DE BOLINHO DE JESUS A ACARAJÉ VEGANO, O DESVIRTUAMENTO DO ACARAJÉ NO BRASIL
Racismo, intolerância e apropriação como sinônimos diante das comidas votivas das religiões brasileiras de matrizes africanas
Por Cauane Maia
Para Laroche (2004), as palavras acarajé e akra derivam do iorubá e podem ser entendidas como “bolinho que se compra cantando”. Já para Yeda Pessoa de Castro (2001), existem duas definições possíveis para o acarajé, sendo a primeira de origem bantu, que varia entre substantivo e verbo, significando “fogo, carvão, incendiar”. E a segunda, considera acará um substantivo ligado às religiões afro-brasileiras, que pode ser entendido como “mecha de algodão embebido em azeite de dendê que é incendiado no rito de confirmação dos devotos de Iansã”.
Vivaldo da Costa Lima (2010), defende que a palavra acarajé seja uma abreviação do pregão entoado pelas antigas negras de ganho: “Ô acara jé ecó olailai ó”. O pesquisador conclui que se refere a uma palavra de origem iorubá-nagô derivada do termo àkàrà (LIMA, 2010).
Embora a definição do termo acarajé não seja um consenso entre pesquisadoras/es, o reconhecimento da sua origem africana e disseminação no Brasil através das mulheres negras de terreiro certamente é.
A “obrigação do acarajé” era realizada por mulheres negras, que vendiam o acarajé pelas ruas em gamelas de madeira redonda, para custear os gastos das iniciações religiosas nos terreiros de candomblé: “Escolhidas por Oiá-Iansã, essas mulheres recebiam autorização para preparar e comercializar publicamente o alimento votivo da deusa poderosa, orixá dos ventos e tempestades” (LODY, 1987).
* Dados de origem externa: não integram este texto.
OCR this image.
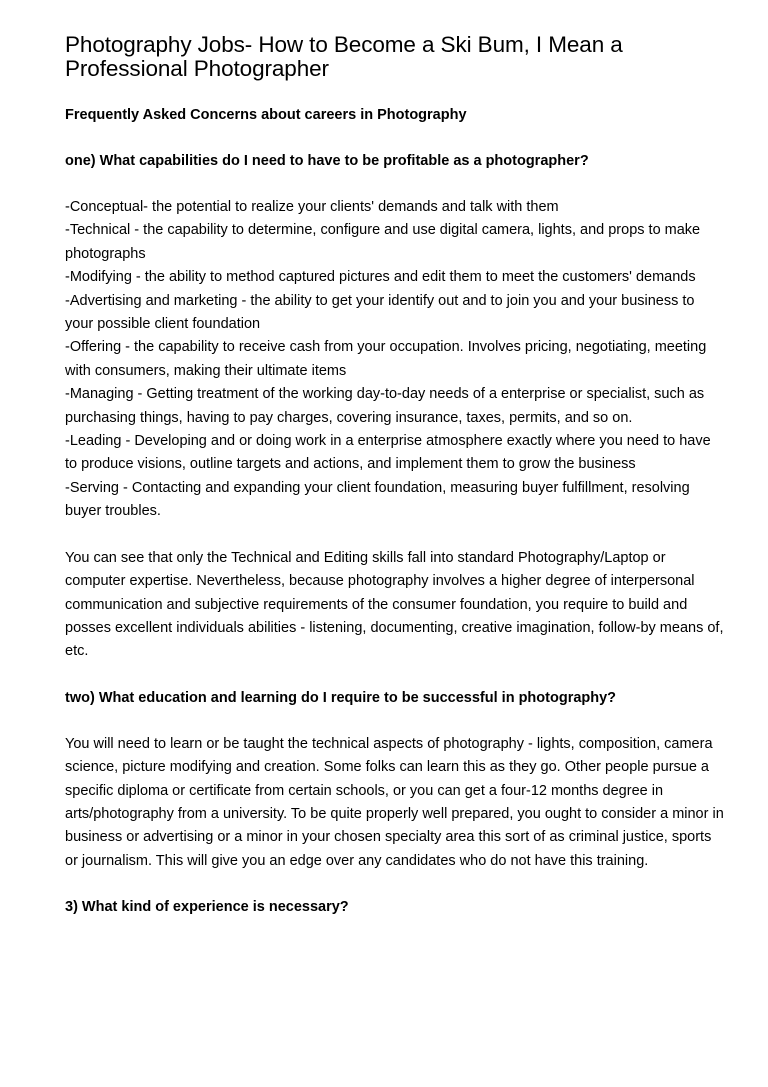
Photography Jobs- How to Become a Ski Bum, I Mean a
Professional Photographer

Frequently Asked Concerns about careers in Photography

one) What capabilities do I need to have to be profitable as a photographer?

-Conceptual- the potential to realize your clients' demands and talk with them
-Technical - the capability to determine, configure and use digital camera, lights, and props to make photographs
-Modifying - the ability to method captured pictures and edit them to meet the customers' demands
-Advertising and marketing - the ability to get your identify out and to join you and your business to your possible client foundation
-Offering - the capability to receive cash from your occupation. Involves pricing, negotiating, meeting with consumers, making their ultimate items
-Managing - Getting treatment of the working day-to-day needs of a enterprise or specialist, such as purchasing things, having to pay charges, covering insurance, taxes, permits, and so on.
-Leading - Developing and or doing work in a enterprise atmosphere exactly where you need to have to produce visions, outline targets and actions, and implement them to grow the business
-Serving - Contacting and expanding your client foundation, measuring buyer fulfillment, resolving buyer troubles.

You can see that only the Technical and Editing skills fall into standard Photography/Laptop or computer expertise. Nevertheless, because photography involves a higher degree of interpersonal communication and subjective requirements of the consumer foundation, you require to build and posses excellent individuals abilities - listening, documenting, creative imagination, follow-by means of, etc.

two) What education and learning do I require to be successful in photography?

You will need to learn or be taught the technical aspects of photography - lights, composition, camera science, picture modifying and creation. Some folks can learn this as they go. Other people pursue a specific diploma or certificate from certain schools, or you can get a four-12 months degree in arts/photography from a university. To be quite properly well prepared, you ought to consider a minor in business or advertising or a minor in your chosen specialty area this sort of as criminal justice, sports or journalism. This will give you an edge over any candidates who do not have this training.

3) What kind of experience is necessary?
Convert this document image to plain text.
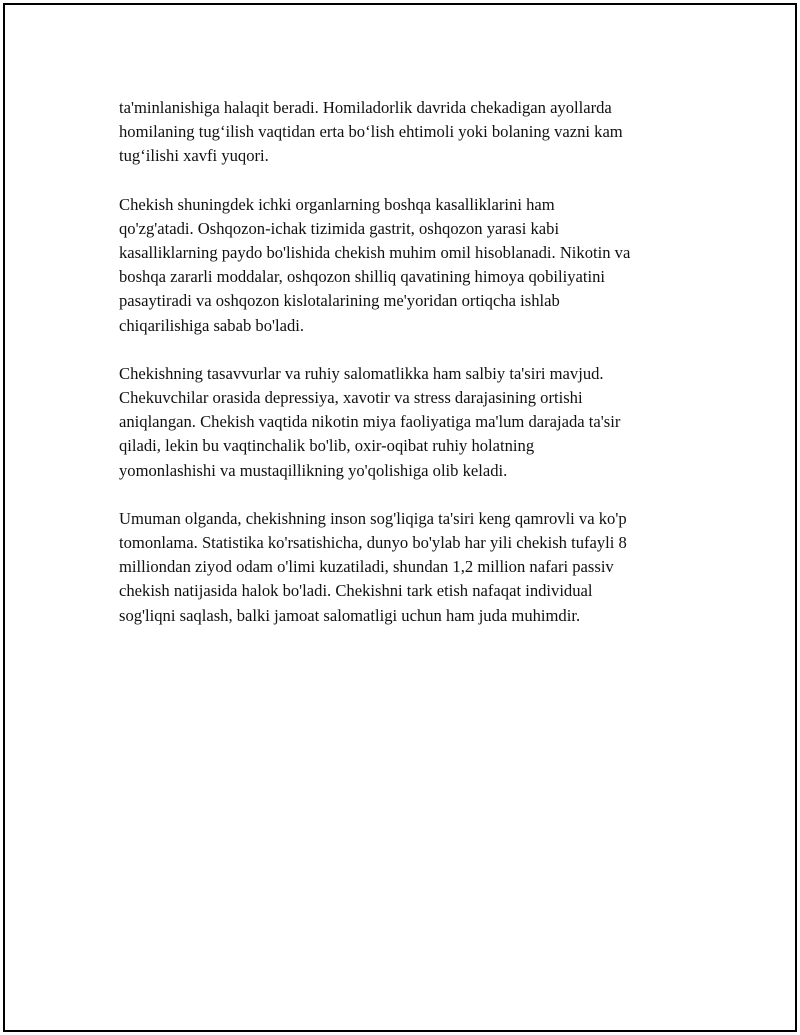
ta'minlanishiga halaqit beradi. Homiladorlik davrida chekadigan ayollarda
homilaning tug‘ilish vaqtidan erta bo‘lish ehtimoli yoki bolaning vazni kam
tug‘ilishi xavfi yuqori.

Chekish shuningdek ichki organlarning boshqa kasalliklarini ham
qo'zg'atadi. Oshqozon-ichak tizimida gastrit, oshqozon yarasi kabi
kasalliklarning paydo bo'lishida chekish muhim omil hisoblanadi. Nikotin va
boshqa zararli moddalar, oshqozon shilliq qavatining himoya qobiliyatini
pasaytiradi va oshqozon kislotalarining me'yoridan ortiqcha ishlab
chiqarilishiga sabab bo'ladi.

Chekishning tasavvurlar va ruhiy salomatlikka ham salbiy ta'siri mavjud.
Chekuvchilar orasida depressiya, xavotir va stress darajasining ortishi
aniqlangan. Chekish vaqtida nikotin miya faoliyatiga ma'lum darajada ta'sir
qiladi, lekin bu vaqtinchalik bo'lib, oxir-oqibat ruhiy holatning
yomonlashishi va mustaqillikning yo'qolishiga olib keladi.

Umuman olganda, chekishning inson sog'liqiga ta'siri keng qamrovli va ko'p
tomonlama. Statistika ko'rsatishicha, dunyo bo'ylab har yili chekish tufayli 8
milliondan ziyod odam o'limi kuzatiladi, shundan 1,2 million nafari passiv
chekish natijasida halok bo'ladi. Chekishni tark etish nafaqat individual
sog'liqni saqlash, balki jamoat salomatligi uchun ham juda muhimdir.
Para Santos (2013) e para o IPHAN e MinC (2007), as baianas de acarajé são herdeiras do legado deixado pelas mulheres pretas escravizadas no Brasil que atuavam como ganhadeiras, ou melhor, negras de ganho, e por sua conexão e participação no culto à orixá na diáspora.
O crescimento das igrejas neopentecostais e os ataques frontais às religiões de matrizes africanas3, cuja estratégia sistemática se assenta na demonização desses espaços e seus adeptos, criou um ambiente hostil aos candomblecistas. Com isso, surgiram os “bolinho do senhor” ou “bolinho de jesus”, que nada mais são que uma tentativa de romper com tradição que conecta as baianas de acarajé (e o próprio acarajé) aos terreiros, ou seja, o apagamento da essência desse alimento: ser comida votiva de orixá.
Com o risco iminente de descaracterizar o ofício, mais que secular, das baianas de acarajé, através dos esvaziamento dos sentidos da atividade e da modificação dos significados simbólicos que envolvem o preparo do acarajé, promovidos pelas igrejas, impõe o desafio da salvaguarda:
O registro do Ofício das Baianas de Acarajé como Patrimônio Imaterial Brasileiro, no Livro de Saberes do Iphan, aponta para a relevância de tradições afro-brasileiras que integram a cultura brasileira, em especial esse ofício, como importante símbolo de identidade étnica, regional e religiosa. Portanto, trata-se também de um instrumento de reconhecimento oficial da riqueza e do enorme valor do legado de ancestrais africanos no processo histórico de formação de nossa sociedade. (IPHAN, 2007, p. 61)
Na certidão de patrimônio imaterial emitida pelo Instituto do Patrimônio Histórico e Artístico Nacional – IPHAN, instituído pelo Decreto No 3.551, em 04 de agosto de 2000, há o reconhecimento do ofício das baianas de acarajé como bem cultural. O documento reconhece, ainda, a ligação dos alimentos que compõem os tabuleiros das baianas e as indumentárias utilizadas por elas com o culto ao orixá.
1 – Oyá, Oiá, Yansã.
2 – Ajeum / Jé / Unjé: do verbo “comer” em iorubá.
3 – A morte da Mãe Gilda é um dos casos mais emblemáticos dos ataques das igrejas aos terreiros de candomblé. A data de seu falecimento, 21 de janeiro, deu origem ao Dia de Luta Contra a Intolerância Religiosa desde 2007.